UHC sendiri merupakan sistem penjaminan kesehatan yang memastikan seluruh warga mendapatkan akses kesehatan yang adil. Kepala BPJS Kota Malang dr Dina Diana Permata menyatakan, saat ini tinggal 4,7 persen warga Kota Malang yang belum didaftarkan. “Kesulitannya ada di data. Data yang digunakan BPJS Kesehatan adalah Dukcapil pusat. Jadi single identity-nya yaitu NIK. Makanya Pak Wali Kota menyampaikan bahwa sistemnya adalah data dari pencatatan sipil kemudian dilanjutkan verified dinas sosial dan dinas kesehatan,” kata Kepala BPJS Kota Malang dr Dina Diana Permata.
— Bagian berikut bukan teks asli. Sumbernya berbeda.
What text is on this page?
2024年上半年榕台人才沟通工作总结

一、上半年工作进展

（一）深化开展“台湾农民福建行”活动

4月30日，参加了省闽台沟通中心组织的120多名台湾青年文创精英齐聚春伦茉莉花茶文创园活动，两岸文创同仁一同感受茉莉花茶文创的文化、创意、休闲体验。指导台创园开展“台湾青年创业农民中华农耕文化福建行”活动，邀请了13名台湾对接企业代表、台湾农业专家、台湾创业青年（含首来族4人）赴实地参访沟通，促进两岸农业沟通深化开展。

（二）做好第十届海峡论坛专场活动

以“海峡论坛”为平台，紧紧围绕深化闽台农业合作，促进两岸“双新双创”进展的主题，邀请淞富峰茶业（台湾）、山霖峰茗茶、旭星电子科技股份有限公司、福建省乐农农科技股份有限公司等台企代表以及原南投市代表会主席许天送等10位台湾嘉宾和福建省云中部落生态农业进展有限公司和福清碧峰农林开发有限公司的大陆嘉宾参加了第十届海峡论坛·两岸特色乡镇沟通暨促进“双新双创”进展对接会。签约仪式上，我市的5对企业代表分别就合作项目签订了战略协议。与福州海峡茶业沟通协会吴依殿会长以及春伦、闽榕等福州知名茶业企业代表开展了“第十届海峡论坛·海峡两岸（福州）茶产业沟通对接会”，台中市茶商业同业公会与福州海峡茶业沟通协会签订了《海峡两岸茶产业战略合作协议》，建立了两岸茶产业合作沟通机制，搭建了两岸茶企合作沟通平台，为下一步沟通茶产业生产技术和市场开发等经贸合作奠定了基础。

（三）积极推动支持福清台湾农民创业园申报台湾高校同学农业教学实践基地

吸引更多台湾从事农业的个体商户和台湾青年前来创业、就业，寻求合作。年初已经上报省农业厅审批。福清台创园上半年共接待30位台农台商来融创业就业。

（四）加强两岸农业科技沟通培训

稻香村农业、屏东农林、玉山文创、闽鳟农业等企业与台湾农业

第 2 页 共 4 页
Sampai saat ini, pihaknya sudah bekerja sama hampir dengan seluruh fasilitas pelayanan kesehatan yang ada di Kota Malang. Mulai dari fasyankes tingkat pertama ada puskesmas, dokter praktik perorangan sampai klinik pratama. Termasuk rumah sakit juga sudah hampir semua memiliki kerjasama dengan BPJS Kesehatan.
“Malah kalau untuk menjamin akses ke fasilitas kesehatan di kota Malang ini saya lihat hampir di tiap kelurahan ada faskes tingkat pertama maupun rumah sakit. Bahkan di sini ada rumah sakit rujukan nasional yaitu RSUD Syaiful Anwar,” lanjutnya.